The recent high-tech has created a shortage for talented workers. Companies have been spending huge amount of money and resources to recruit and retain their most valuable asset — their employees. When e-commerce came into the picture, entrepreneurs fell in love with the excitement and opportunities it promised. Big corporations quickly found themselves losing their top executives as well as technical workers to the Internet start-ups.
Even Microsoft, the software giant, had a turnover rate of 7.4% in 1999 which is half the industry average of 15%. However, the problem is not how many jumped ship but which ones. These people either held senior level management positions like director or vice- president or were the key players in software development. Microsoft tried to convince them to stay by offering higher salary and bonuses, but it is just not enough. Although dot-com start-ups offer low salary, their generous stock options1 promise instant wealth and are way more attractive. Peter Neupert, former vice-president in the Internet group, now is the CEO of Drugstore.com; Hadi Partovi, group-program manager for Internet Explorer, left to become the vice-president of Tellme Networks Inc. (Business Week, 11/29/1999). At the same time, Walt Disney had the same problem. Mr. Winebaum, the chairman of Disney's Buena Vista Internet Group, quit to pursue his own Internet start-up—eCompanies.com. Disney lost a lot of low-level techies as well (WSJ, 6/9/1999). Many business school students, typically M.B.A.s, even dropped out of school to join the race for Internet gold (WSJ, 7/18/2000).
The bust of the Internet stock market has slowed down this gold rush this year. Many dot-coms failed and disappeared for various reasons such as insufficient funding or the business plan just did not work. Many stock options have become worthless as the value of Internet stocks dropped below their strike prices. As a result, the techies are migrating from Internet start-ups to not-com major companies because their online pot of gold never materialized (WSJ, 8/1/2000). Recent M.B.A. graduates are once again targeting their goals at working for management consulting firms and investment banks that offer at least a stable income. Citigroup Inc. hired almost 50% more M.B.A.s this year than last year (WSJ, 7/18/2000). Also, business schools are expecting those dot-com dropouts to return and complete their degrees.
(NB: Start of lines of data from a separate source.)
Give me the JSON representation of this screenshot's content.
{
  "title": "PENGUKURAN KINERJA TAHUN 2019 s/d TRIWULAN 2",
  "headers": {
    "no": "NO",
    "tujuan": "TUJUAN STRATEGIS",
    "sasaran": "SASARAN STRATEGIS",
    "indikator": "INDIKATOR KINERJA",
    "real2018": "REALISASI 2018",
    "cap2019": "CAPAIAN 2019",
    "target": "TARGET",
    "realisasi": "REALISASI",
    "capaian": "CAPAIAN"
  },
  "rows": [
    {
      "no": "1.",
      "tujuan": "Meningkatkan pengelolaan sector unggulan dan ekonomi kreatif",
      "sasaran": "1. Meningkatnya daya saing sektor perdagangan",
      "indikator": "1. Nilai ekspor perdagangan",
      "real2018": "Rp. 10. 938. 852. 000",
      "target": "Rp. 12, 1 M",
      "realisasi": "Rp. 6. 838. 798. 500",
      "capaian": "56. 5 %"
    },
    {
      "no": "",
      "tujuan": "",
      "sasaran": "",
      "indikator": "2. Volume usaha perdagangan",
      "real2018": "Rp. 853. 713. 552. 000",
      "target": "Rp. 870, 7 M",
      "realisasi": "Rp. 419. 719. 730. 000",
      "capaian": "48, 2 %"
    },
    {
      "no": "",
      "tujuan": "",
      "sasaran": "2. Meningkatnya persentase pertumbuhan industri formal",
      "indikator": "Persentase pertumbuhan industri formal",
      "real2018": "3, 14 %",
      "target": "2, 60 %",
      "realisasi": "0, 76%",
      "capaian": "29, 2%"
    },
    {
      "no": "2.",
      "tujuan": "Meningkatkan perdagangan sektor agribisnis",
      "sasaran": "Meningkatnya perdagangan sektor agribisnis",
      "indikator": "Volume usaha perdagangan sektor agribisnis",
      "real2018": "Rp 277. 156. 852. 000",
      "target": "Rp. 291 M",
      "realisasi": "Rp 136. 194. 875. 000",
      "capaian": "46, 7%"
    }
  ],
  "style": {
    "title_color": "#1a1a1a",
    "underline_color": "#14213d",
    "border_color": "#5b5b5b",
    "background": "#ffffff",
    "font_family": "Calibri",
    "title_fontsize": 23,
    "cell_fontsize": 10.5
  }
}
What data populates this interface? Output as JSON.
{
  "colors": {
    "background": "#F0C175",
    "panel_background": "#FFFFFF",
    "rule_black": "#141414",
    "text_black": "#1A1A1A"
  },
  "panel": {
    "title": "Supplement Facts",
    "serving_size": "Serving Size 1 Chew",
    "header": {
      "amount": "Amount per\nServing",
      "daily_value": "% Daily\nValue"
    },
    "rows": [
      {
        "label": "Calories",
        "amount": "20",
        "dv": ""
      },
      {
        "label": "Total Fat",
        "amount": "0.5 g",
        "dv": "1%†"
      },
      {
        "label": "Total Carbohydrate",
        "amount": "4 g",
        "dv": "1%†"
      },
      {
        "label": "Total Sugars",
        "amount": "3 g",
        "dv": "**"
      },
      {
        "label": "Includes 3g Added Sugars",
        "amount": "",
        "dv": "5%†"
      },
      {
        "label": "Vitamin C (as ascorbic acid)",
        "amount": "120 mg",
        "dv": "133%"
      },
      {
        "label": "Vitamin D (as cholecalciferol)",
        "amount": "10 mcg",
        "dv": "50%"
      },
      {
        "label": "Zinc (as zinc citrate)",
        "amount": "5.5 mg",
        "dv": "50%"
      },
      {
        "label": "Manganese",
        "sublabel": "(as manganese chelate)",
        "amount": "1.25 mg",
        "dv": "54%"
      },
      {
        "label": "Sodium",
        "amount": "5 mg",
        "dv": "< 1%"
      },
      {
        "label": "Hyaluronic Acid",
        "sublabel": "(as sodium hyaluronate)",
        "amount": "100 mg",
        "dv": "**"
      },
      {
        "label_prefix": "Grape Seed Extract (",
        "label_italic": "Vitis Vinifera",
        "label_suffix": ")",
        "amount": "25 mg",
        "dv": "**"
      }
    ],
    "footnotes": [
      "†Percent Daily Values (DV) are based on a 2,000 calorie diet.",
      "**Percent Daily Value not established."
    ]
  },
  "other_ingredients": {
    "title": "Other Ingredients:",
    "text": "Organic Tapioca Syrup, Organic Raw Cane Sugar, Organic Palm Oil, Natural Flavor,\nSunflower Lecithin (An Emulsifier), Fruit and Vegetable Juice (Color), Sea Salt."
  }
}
The reverse migration of dot-coms to not-coms is good news for old-line companies. However, the battle for hiring talented employees will still be intense as long as the economy is booming. From leasing BMW Z3 as a signing bonus to offering private jet for a family vacation, there is nothing companies will not do to lure brainpower. Professionals are hopping from one job to another and always searching for a better opportunity. A survey provided by McKinsey & Company shows that 50 percent of recent grads will have left their first employer within two years, and 80 percent will have left within five (Business2.com, 10/10/2000). The survey also found that 62% of these 5,000 surveyed IT professionals are passively looking for new jobs while 8% are actively seeking new jobs (Business2.com, 10/10/2000).
- Stock options confer to employees the right (not an obligation) to buy a certain number of shares in a company at a fixed price pegged to the trading price at the time of the grant (i.e., the grant price or strike price). Employees are willing to accept less than competitive salaries if they expect their options' appreciation will more than offset the lower salaries.
- Hamilton, J. "The Panic Over Hiring." Business Week, 4/3/2000.
- Lublin, J. "Dot-Com to Not-Com: AutoNation Executive Has Tips for Return Trip." WSJ, 8/1/2000.
- Moeller, M. & Murphy, V. "Outta Here at Microsoft." Business Week, 11/29/1999.
- Orwall, B. & Swisher, K. "Of Mouse and Men: As Web Riches Beckon, Disney Ranks Become A Poacher's Paradise." WSJ, 06/09/1999.
- Seaberg, J. "Talent Crunch." Business2.com, 10/10/2000.
- Silverman, E. "New M.B.A. Goals: Investment Banking, Consulting." WSJ, 7/18/2000.